Summer is best when it includes plenty of downtime. When you streamline your summer with kids, you can make it all about free time, enjoying nature, and simplicity.
to me, those have always been the two most beautiful words in the English language.
~ Henry James
Summer holds a special place in our hearts. Reading a book under the trees on a warm day, playing in the surf and building sand castles, or lying on a blanket under the stars… our memories can be simple or they can be momentous.
The one thing most of these memories have in common is time.
No hurried schedule, no early bedtime for school the next day. When a child’s world is simplified, they have the time and space to feel more calm and contentment.
How to Streamline Your Summer
Some families run smoothly only with a schedule and firm boundaries.
Others run just fine by taking every hour as it comes. No matter where you fall in between, here are some ways you can make the most of this summer, while still keeping it simple.
Follow a (flexible) schedule
Even though your time isn’t as structured as during the school year, many young children thrive with routine.
Break up your time into defined chunks so everyone knows what to expect. Keep mealtimes and bedtime consistent, but having big blocks of unscheduled activities is what brings the imagination to life!
Explore your local surroundings
A big vacation is fantastic, but if extensive travel isn’t an option this year, your family can enjoy nature, history, and most likely an amazing library in your own community. Pack your kids’ favorite healthy lunch or snacks and visit different, unexplored playgrounds and walking trails around your city.

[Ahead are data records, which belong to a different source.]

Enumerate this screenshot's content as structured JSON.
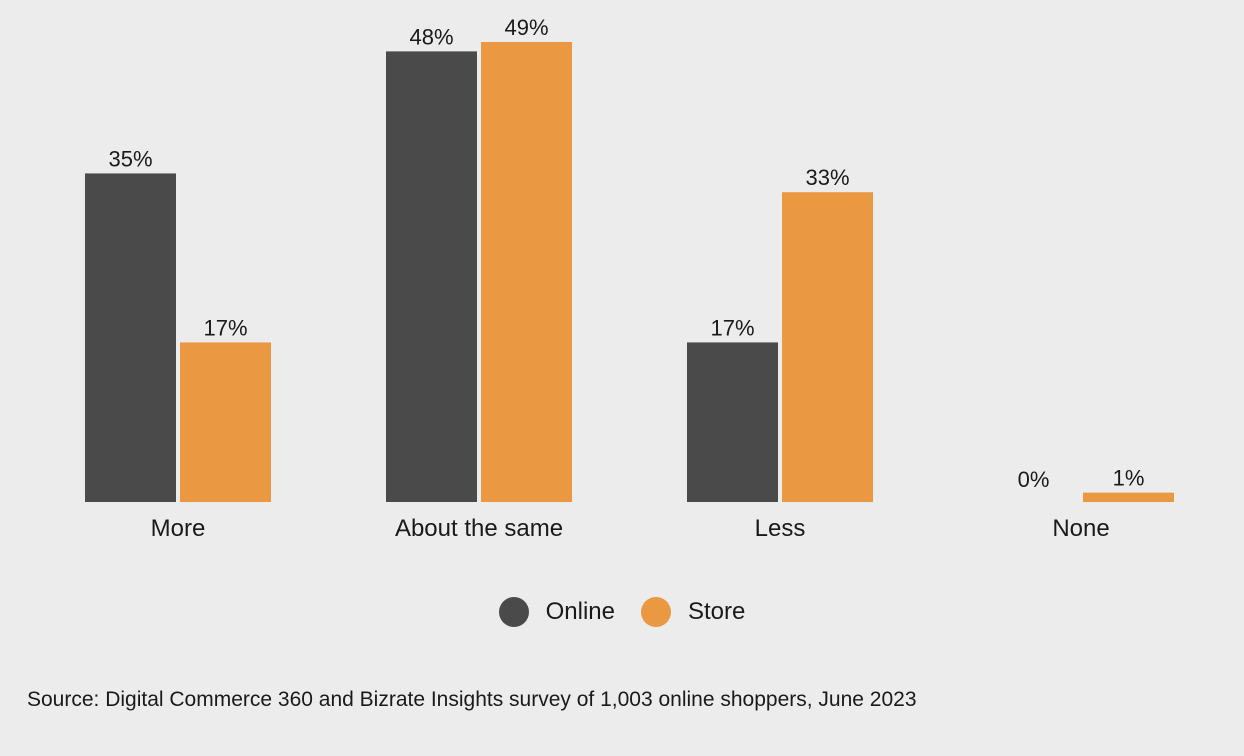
{
  "chart_data": {
    "type": "bar",
    "categories": [
      "More",
      "About the same",
      "Less",
      "None"
    ],
    "series": [
      {
        "name": "Online",
        "values": [
          35,
          48,
          17,
          0
        ],
        "color": "#4a4a4a"
      },
      {
        "name": "Store",
        "values": [
          17,
          49,
          33,
          1
        ],
        "color": "#ea9841"
      }
    ],
    "ylim": [
      0,
      49
    ],
    "value_suffix": "%",
    "legend_placement": "bottom-center",
    "grid": false
  },
  "source": "Source: Digital Commerce 360 and Bizrate Insights survey of 1,003 online shoppers, June 2023"
}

Or try some of these fun staycation ideas to help recreate family favorite destinations right at home.
The kids will get exercise, their daily dose of Vitamin N, and you’ll get out of the house (for free!)

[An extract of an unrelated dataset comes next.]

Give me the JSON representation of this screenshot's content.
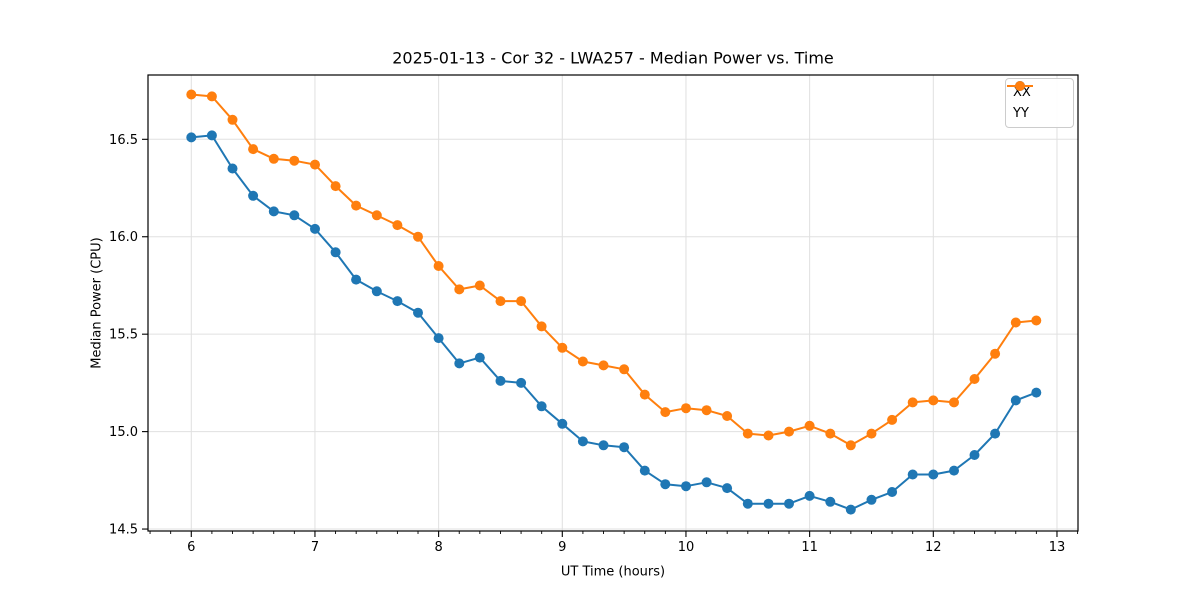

Deal with summer boredom (or don’t)
“Boredom is not a problem to be solved. It is an itch to scratch. Boredom is the dawn of ideas. Boredom is curiosity knocking gently at your mind, asking to play,” explains Bunmi Laditan.
A fascinating German project called, “Der Spielzeugfreie Kindergarten” (toy-free kindergarten) removed all toys from their classrooms for three months. The children were free to choose their own activities and their days were deliberately left unstructured to minimize rushing around.

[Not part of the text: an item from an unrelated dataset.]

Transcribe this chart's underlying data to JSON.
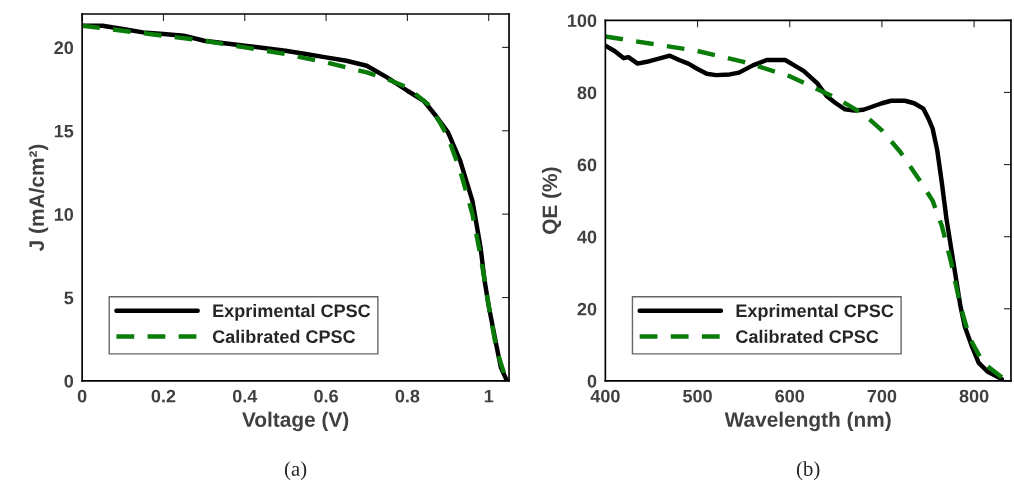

On the first day, the children appeared confused and bored as they peered apprehensively around their big empty classroom. By the second day, they were playing with chairs and blankets, making forts with blankets and weighing them down with shoes. In the following days, they began to excitedly run and chat around the room. By the end of the third month, they engaged in wildly imaginative play. They also showed improved concentration and communication skills.
So, this one’s up to you. Let them see what comes from their boredom. Or maybe keep a little stash of craft supplies, books, bubbles, board games, or a rotation of seldom-seen toys for when their boredom impedes on your ability to get stuff done.
Be ready for anything
Keep a summer survival kit in your car with sunscreen, safe insect repellent, picnic blanket, umbrella, ball or frisbee, basket for library books, and extra reusable water bottles… so you’ll be ready for whatever comes your way. Or if you’re heading to the beach, here’s a great guide to beach going with little ones.
If you need a little inspiration, here are 35 activities to treasure while your child is still little and 50 fun screen-free activities.
Create a summer bucket list
As a family, write down a list of activities (camping out in the yard, bowling, pillow forts, making ice pops) to do over the summer, then consult your list when boredom strikes. Ideally, these are inexpensive things you can do locally. But it’s also fun to give each family member a small budget for one item on their bucket list.
Relive the memories
At the end of the summer, create an album of photos from all your family’s adventures – both big and small. Talk about everyone’s favorite days. You might be surprised at how much fun you’ve packed into just a few months. And you’ll have a new family heirloom the kids will want to flip through on a cold day during the school year… and even when they’re all grown up.